[OpenID] human-memorable namespaces (was RE: Identityconceptsexplained by cartoon ducks)

Drummond Reed drummond.reed at cordance.net
Sat Jan 6 22:01:53 UTC 2007


>> >On 6-Jan-07, at 12:16 AM, Drummond Reed wrote:
>> >
>> > Jens,
>> >
>> > I had a good talk with Eve Maler from Sun about this the
>> > other day about your point about human-memorable namespaces.
>> > Part of the reason that AOL users are stuck with names like
>> > "fredsmith226" is how constrained DNS syntax is.
>>
>> Dick Hardt wrote:
>>
>> URLs can provide essentially the same thing can they not?
>
>Dave Kearns wrote:
>
>The AOL problem has nothing to do with DNS syntax, but with the reserved
>characters within the AOL namespace. And, as Dick noted, for human
>readability "john.alford.smith.domain.tld" is no different from
>"xri.org/=john.alford.smith" is it? Or domain.tld/john.alford.smith or
>domain.tld/john/alford/smith or even john.alford.smith at domain.tld. ...

The principle is the same -- you've reduced it to a set of semantic units.
But with DNS or URI syntax, look at the number of semantic units you have
and the number of ways to put them together:

	john.alford.smith.domain.tld
	domain.tld/john/alford/smith
	domain.tld/john.alford.smith
	john.alford.smith at domain.tld

Each of these involves five semantic units, two of which (domain and tld)
don't have anything directly to do with the subject.

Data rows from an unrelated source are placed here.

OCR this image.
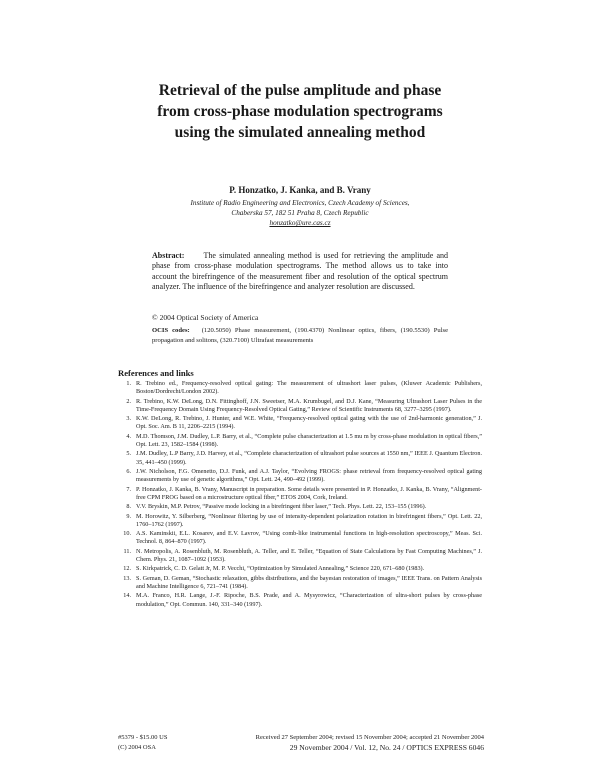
Retrieval of the pulse amplitude and phase from cross-phase modulation spectrograms using the simulated annealing method
P. Honzatko, J. Kanka, and B. Vrany
Institute of Radio Engineering and Electronics, Czech Academy of Sciences,
Chaberska 57, 182 51 Praha 8, Czech Republic
honzatko@ure.cas.cz
Abstract: The simulated annealing method is used for retrieving the amplitude and phase from cross-phase modulation spectrograms. The method allows us to take into account the birefringence of the measurement fiber and resolution of the optical spectrum analyzer. The influence of the birefringence and analyzer resolution are discussed.
© 2004 Optical Society of America
OCIS codes: (120.5050) Phase measurement, (190.4370) Nonlinear optics, fibers, (190.5530) Pulse propagation and solitons, (320.7100) Ultrafast measurements
References and links
1. R. Trebino ed., Frequency-resolved optical gating: The measurement of ultrashort laser pulses, (Kluwer Academic Publishers, Boston/Dordrecht/London 2002).
2. R. Trebino, K.W. DeLong, D.N. Fittinghoff, J.N. Sweetser, M.A. Krumbugel, and D.J. Kane, “Measuring Ultrashort Laser Pulses in the Time-Frequency Domain Using Frequency-Resolved Optical Gating,” Review of Scientific Instruments 68, 3277–3295 (1997).
3. K.W. DeLong, R. Trebino, J. Hunter, and W.E. White, “Frequency-resolved optical gating with the use of 2nd-harmonic generation,” J. Opt. Soc. Am. B 11, 2206–2215 (1994).
4. M.D. Thomson, J.M. Dudley, L.P. Barry, et al., “Complete pulse characterization at 1.5 mu m by cross-phase modulation in optical fibers,” Opt. Lett. 23, 1582–1584 (1998).
5. J.M. Dudley, L.P Barry, J.D. Harvey, et al., “Complete characterization of ultrashort pulse sources at 1550 nm,” IEEE J. Quantum Electron. 35, 441–450 (1999).
6. J.W. Nicholson, F.G. Omenetto, D.J. Funk, and A.J. Taylor, “Evolving FROGS: phase retrieval from frequency-resolved optical gating measurements by use of genetic algorithms,” Opt. Lett. 24, 490–492 (1999).
7. P. Honzatko, J. Kanka, B. Vrany, Manuscript in preparation. Some details were presented in P. Honzatko, J. Kanka, B. Vrany, “Alignment-free CPM FROG based on a microstructure optical fiber,” ETOS 2004, Cork, Ireland.
8. V.V. Bryskin, M.P. Petrov, “Passive mode locking in a birefringent fiber laser,” Tech. Phys. Lett. 22, 153–155 (1996).
9. M. Horowitz, Y. Silberberg, “Nonlinear filtering by use of intensity-dependent polarization rotation in birefringent fibers,” Opt. Lett. 22, 1760–1762 (1997).
10. A.S. Kaminskii, E.L. Kosarev, and E.V. Lavrov, “Using comb-like instrumental functions in high-resolution spectroscopy,” Meas. Sci. Technol. 8, 864–870 (1997).
11. N. Metropolis, A. Rosenbluth, M. Rosenbluth, A. Teller, and E. Teller, “Equation of State Calculations by Fast Computing Machines,” J. Chem. Phys. 21, 1087–1092 (1953).
12. S. Kirkpatrick, C. D. Gelatt Jr, M. P. Vecchi, “Optimization by Simulated Annealing,” Science 220, 671–680 (1983).
13. S. Geman, D. Geman, “Stochastic relaxation, gibbs distributions, and the bayesian restoration of images,” IEEE Trans. on Pattern Analysis and Machine Intelligence 6, 721–741 (1984).
14. M.A. Franco, H.R. Lange, J.-F. Ripoche, B.S. Prade, and A. Mysyrowicz, “Characterization of ultra-short pulses by cross-phase modulation,” Opt. Commun. 140, 331–340 (1997).
#5379 - $15.00 US
(C) 2004 OSA
Received 27 September 2004; revised 15 November 2004; accepted 21 November 2004
29 November 2004 / Vol. 12, No. 24 / OPTICS EXPRESS 6046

By contrast a global personal i-name with equal expressive power has just
three semantic units, all of which are directly associated with the subject.

	=john.alford.smith

That said, all of the above work as OpenID identifiers, which is why OpenID
is such a powerful framework. I don't mean to pick on URLs -- after all,
they are the most successful identifier in history. I was just trying to
address the original point that global namespaces are not large enough to
provide semantically meaningful identifiers. I believe DNS, URI, and XRI all
disprove that notion, with increasing levels of expressive power.